This blog is just a chapter out of my all time favorite book A Million Miles in a Thousand Years. Im re-reading this book for about the fourth time now, and this was randomly the chapter I was on today. Sometimes I think God knows you need to see or read something before you even know it yourself...

A Million Miles in a Thousand Years : Chapter Twenty-Five: The Thing About a Crossing

...It’s like this when you live a story. The first part happens fast. You throw yourself into the story and you’re caught in the water, the shore is pushing back behind you and the trees are getting smaller. Your story has started. Your destination is seemingly inches away and you can almost feel the resolution coming, the feeling of reaching your destination, getting out of you’re boat and walking the distant shore, looking back to see where you came from. The first part of a story happens fast, and you think the thing is going to be over soon. But it isn’t going to be over soon. The reward you get from a story is always less than you thought it would be, and the work is harder than you imagined. It’s as though the thing is teaching you the story is not about the ending but about the story itself, about your character getting molded in the hard work of the middle. The shore behind you stops getting smaller, and you paddle and wonder why the same strokes used to move you but they don’t anymore.

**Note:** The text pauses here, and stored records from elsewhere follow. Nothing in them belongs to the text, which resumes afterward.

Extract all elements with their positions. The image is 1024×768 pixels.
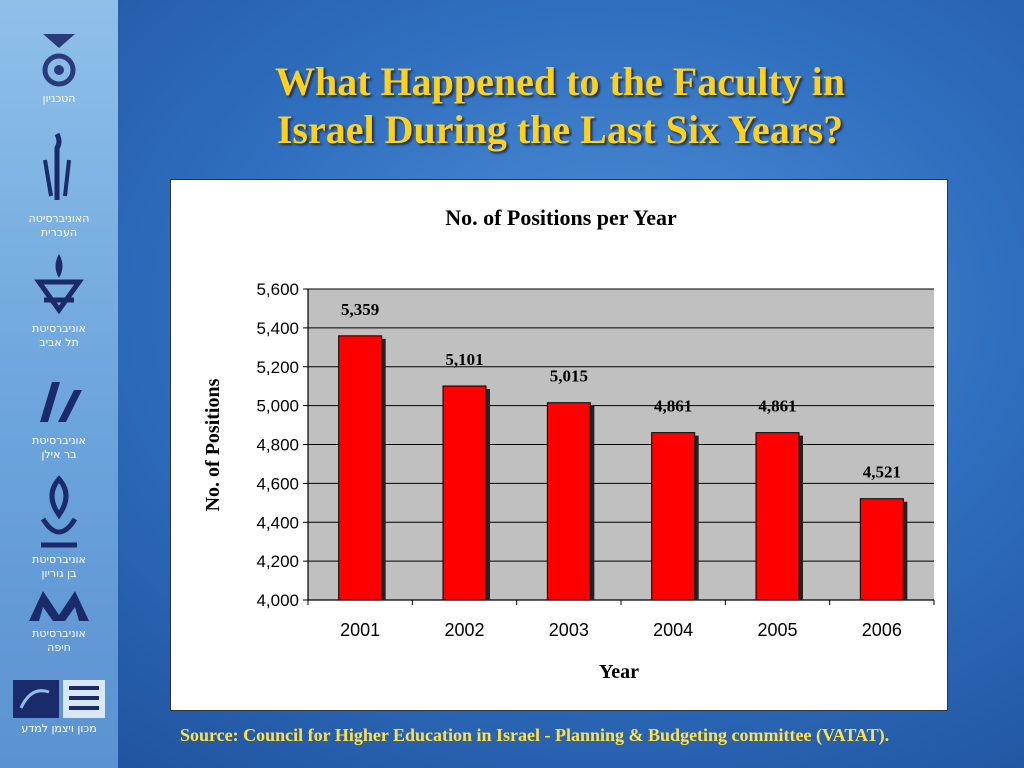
x-tick-label: 2003	[549, 620, 589, 640]
logo-block: הטכניון	[0, 30, 118, 106]
technion-icon	[0, 30, 118, 90]
bar	[546, 402, 591, 601]
logo-label: אוניברסיטת תל אביב	[32, 322, 86, 349]
y-tick-label: 4,200	[256, 552, 299, 571]
logo-block: אוניברסיטת בר אילן	[0, 372, 118, 462]
haifa-university-icon	[0, 585, 118, 625]
logo-label: אוניברסיטת חיפה	[32, 627, 86, 654]
title-line-1: What Happened to the Faculty in	[274, 59, 846, 104]
logo-block: מכון ויצמן למדע	[0, 678, 118, 736]
bar-chart: 4,000 4,200 4,400 4,600 4,800 5,000 5,200 5,400…	[202, 205, 935, 683]
data-label: 5,101	[445, 350, 483, 369]
logo-block: אוניברסיטת בן גוריון	[0, 475, 118, 581]
tel-aviv-university-icon	[0, 250, 118, 320]
data-label: 5,015	[550, 367, 588, 386]
logo-label: הטכניון	[42, 92, 76, 105]
bar	[651, 432, 696, 601]
y-tick-label: 4,800	[256, 436, 299, 455]
ben-gurion-university-icon	[0, 475, 118, 551]
chart-title: No. of Positions per Year	[445, 205, 677, 230]
bar	[755, 432, 800, 601]
y-tick-label: 5,000	[256, 397, 299, 416]
sidebar: הטכניון האוניברסיטה העברית אוניברסיטת תל אבי…	[0, 0, 118, 768]
logo-label: אוניברסיטת בן גוריון	[32, 553, 86, 580]
y-tick-label: 5,600	[256, 280, 299, 299]
y-tick-label: 4,400	[256, 513, 299, 532]
logo-block: אוניברסיטת חיפה	[0, 585, 118, 655]
y-axis-title: No. of Positions	[202, 378, 224, 511]
source-note: Source: Council for Higher Education in …	[180, 725, 890, 745]
bar	[442, 385, 487, 601]
y-tick-label: 5,200	[256, 358, 299, 377]
data-label: 4,521	[863, 463, 901, 482]
x-axis-title: Year	[599, 661, 639, 683]
logo-label: מכון ויצמן למדע	[21, 722, 97, 735]
bar	[859, 498, 904, 601]
y-tick-label: 4,000	[256, 591, 299, 610]
chart-container: 4,000 4,200 4,400 4,600 4,800 5,000 5,200 5,400…	[170, 179, 948, 711]
hebrew-university-icon	[0, 130, 118, 210]
x-tick-label: 2004	[653, 620, 693, 640]
data-label: 4,861	[758, 397, 796, 416]
title-line-2: Israel During the Last Six Years?	[276, 107, 844, 152]
x-tick-label: 2001	[340, 620, 380, 640]
bar	[338, 335, 383, 601]
y-tick-label: 5,400	[256, 319, 299, 338]
x-tick-label: 2002	[444, 620, 484, 640]
logo-label: האוניברסיטה העברית	[28, 212, 90, 239]
data-label: 5,359	[341, 300, 379, 319]
logo-label: אוניברסיטת בר אילן	[32, 434, 86, 461]
x-tick-label: 2005	[757, 620, 797, 640]
page-title: What Happened to the Faculty in Israel D…	[160, 58, 960, 154]
y-tick-label: 4,600	[256, 474, 299, 493]
logo-block: האוניברסיטה העברית	[0, 130, 118, 240]
data-label: 4,861	[654, 397, 692, 416]
x-tick-label: 2006	[862, 620, 902, 640]
bar-ilan-university-icon	[0, 372, 118, 432]
weizmann-institute-icon	[0, 678, 118, 720]
logo-block: אוניברסיטת תל אביב	[0, 250, 118, 350]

You got the wife but you don’t know if you like her anymore and you’ve only been married five years. You want to wake up and walk into the living room in your underwear and watch football and let your daughters play with the dog because the paddling doesn’t move the boat anymore and the far shore doesn’t get closer no matter how hard you work. The shore you left is just as far and there is no going back, there is only the decision to paddle in place or stop, slide out of the hatch and sink into the sea. Maybe there is another story at the bottom of the sea? Maybe you don’t have to be in this story anymore? Maybe you can quit and not have to paddle in place anymore?

I think this is when most people give up on their stories. They come out of college wanting to change the world, wanting to get married, wanting to have kids and change the way people buy office supplies. But they get into the middle and discover it was harder than they thought and they can’t see the distant shore anymore and they wonder if their paddling is moving them forward. None of the trees behind them are getting smaller and none of the trees ahead are getting bigger. They take it out on their wife, on their husband, they go looking for an easier story.

Robert McKee put his coffee cup down and leaned onto the podium. He put his hand on his forehead and wiped his grey hair back. He said "you have to go there, you know. You have to take your character to the place where they just can’t take it anymore. He looked at us with a tenderness we hadn’t seen in him before. You’ve been there, haven’t you? You’ve been out on the ledge. The marriage is over now, the dream is over now, nothing good can come from this." He got louder. "Writing a story isn’t about making your peaceful fantasies come true. The whole point of the story is the character arc. You didn’t think joy could change a person, did you? Joy is what you feel when the conflict is over. But it’s conflict that changes a person." He was shouting now. "You put your characters through hell. You put them through hell. That’s the only way we change."

I love this book. "You didn’t think joy could change a person, did you? Joy is what you feel when the conflict is over. But it’s conflict that changes a person. Put a Character through hell, its the only way we change."